Kompu gacha games are a big part of revenues for the industry, which The Yomiuri claims is worth more than $3.3 billion (250 billion yen), however its source for the figure is not cited. For further context, leading names DeNA and GREE saw quarterly revenues of $445 million and $545 million, respectively, although that includes revenue generated outside of Japan too.

The growth of gaming among children is one key factor has brought the issue to light, with some parents complaining to the CAA after youngsters accrued high bills from playing kompu gacha games. Two extreme cases saw a middle school boy rack up $5,000 in a month, while a primary school student spent more than $1,500 over a three day period.

Last year, the government organisation saw 51 complaints, which represented a dramatic rise from the 5 lodged in 2010. This increased concern prompted the investigation, and the findings will reportedly come soon.

An undisclosed source claims that the CAA is ready to declare the games practice illegal and will notify the organisation representing social games makers that it must shut down all kompu gacha titles.

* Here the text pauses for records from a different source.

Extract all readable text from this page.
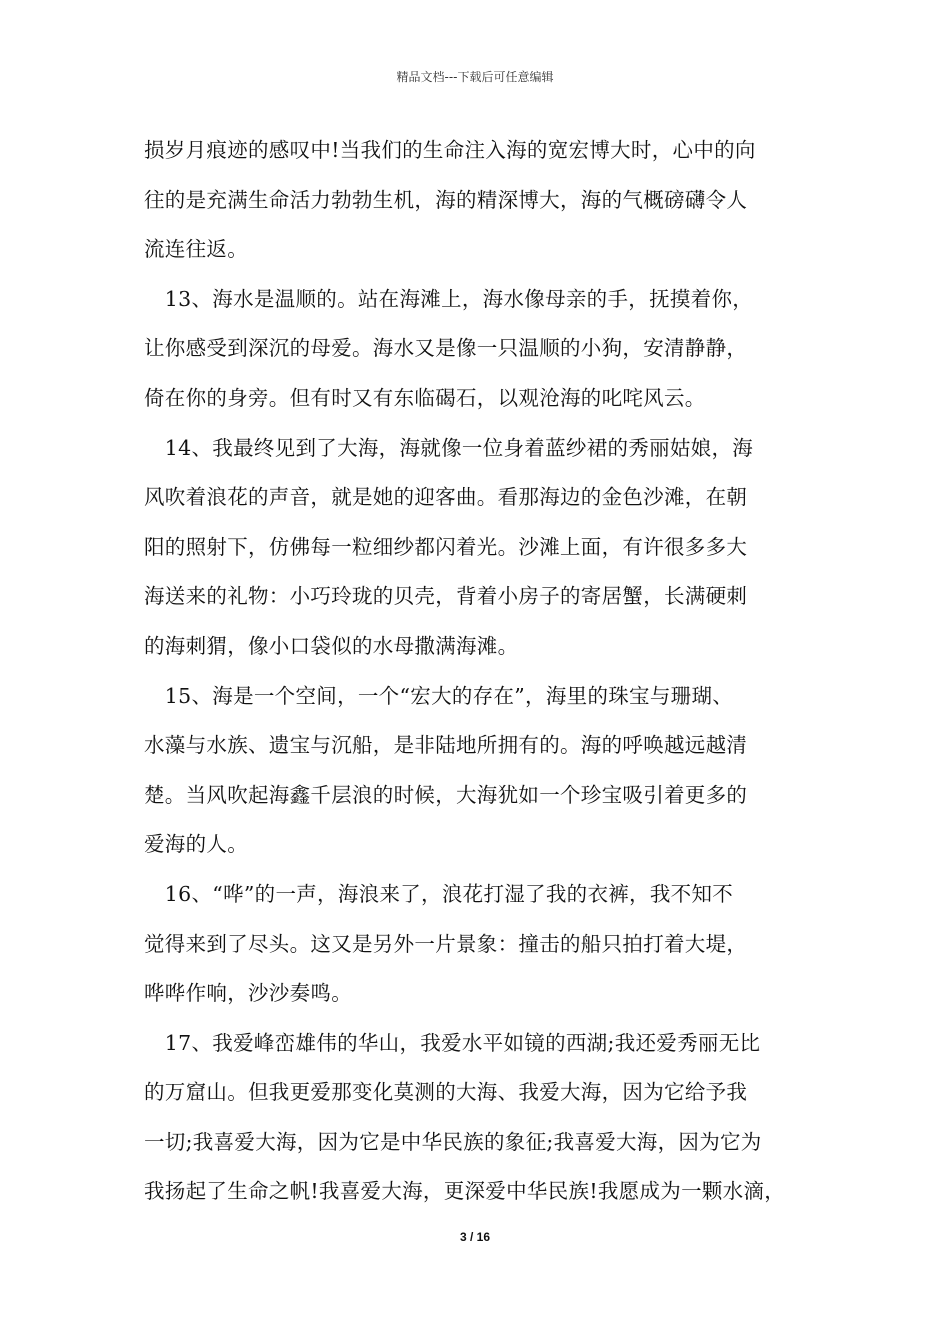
精品文档---下载后可任意编辑
损岁月痕迹的感叹中!当我们的生命注入海的宽宏博大时，心中的向
往的是充满生命活力勃勃生机，海的精深博大，海的气概磅礴令人
流连往返。
　13、海水是温顺的。站在海滩上，海水像母亲的手，抚摸着你，
让你感受到深沉的母爱。海水又是像一只温顺的小狗，安清静静，
倚在你的身旁。但有时又有东临碣石，以观沧海的叱咤风云。
　14、我最终见到了大海，海就像一位身着蓝纱裙的秀丽姑娘，海
风吹着浪花的声音，就是她的迎客曲。看那海边的金色沙滩，在朝
阳的照射下，仿佛每一粒细纱都闪着光。沙滩上面，有许很多多大
海送来的礼物：小巧玲珑的贝壳，背着小房子的寄居蟹，长满硬刺
的海刺猬，像小口袋似的水母撒满海滩。
　15、海是一个空间，一个“宏大的存在”，海里的珠宝与珊瑚、
水藻与水族、遗宝与沉船，是非陆地所拥有的。海的呼唤越远越清
楚。当风吹起海鑫千层浪的时候，大海犹如一个珍宝吸引着更多的
爱海的人。
　16、“哗”的一声，海浪来了，浪花打湿了我的衣裤，我不知不
觉得来到了尽头。这又是另外一片景象：撞击的船只拍打着大堤，
哗哗作响，沙沙奏鸣。
　17、我爱峰峦雄伟的华山，我爱水平如镜的西湖;我还爱秀丽无比
的万窟山。但我更爱那变化莫测的大海、我爱大海，因为它给予我
一切;我喜爱大海，因为它是中华民族的象征;我喜爱大海，因为它为
我扬起了生命之帆!我喜爱大海，更深爱中华民族!我愿成为一颗水滴，
3 / 16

DeNA declined to provide comment for The Yomiuri, GREE said that it will provide “an appropriate response after receiving an official request.”

We’ve contacted both companies to see if either firm has anything further to add in response to the reports, and will update this post with any new details that we are given.

Japan’s isn’t the only country where there is concern over children and gaming. Free games, like Smurf Village, are at the center of an ongoing U.S. court case filed by parents whose offspring racked up sizeable bills from in-app purchases.

While kompu gacha practices are under scrutiny in Japan, the system of in-app purchases itself does not appear to be part of the investigation.

Update: Here’s interesting comment from notable Japan-based mobile games watcher Dr. Serkan Toto, writing on his blog:

My personal view is that conservative media in particular view the meteoric rise of DeNA and GREE as a suspicious development. The problem for them isn’t that these companies are making a lot of money (the Japanese telcos and countless other web/mobile firms do, too): it’s that they are too young and making too much money too quickly. So there must be fishy, maybe even criminal activities in progress, the reasoning goes.

Dr. Toto argues that a number of initiatives have already been introduced to help keep bills down:

Most of the negative press reports were published before GREE and other companies introduced a number of counter-measures to combat real-money trading and practically self-regulate monetization in social games.

Nevertheless, Dr. Toto does agree that there is a strong gambling element to many titles, which focus on ‘kompu gatcha’ and he does feel that some form of restriction will be forthcoming.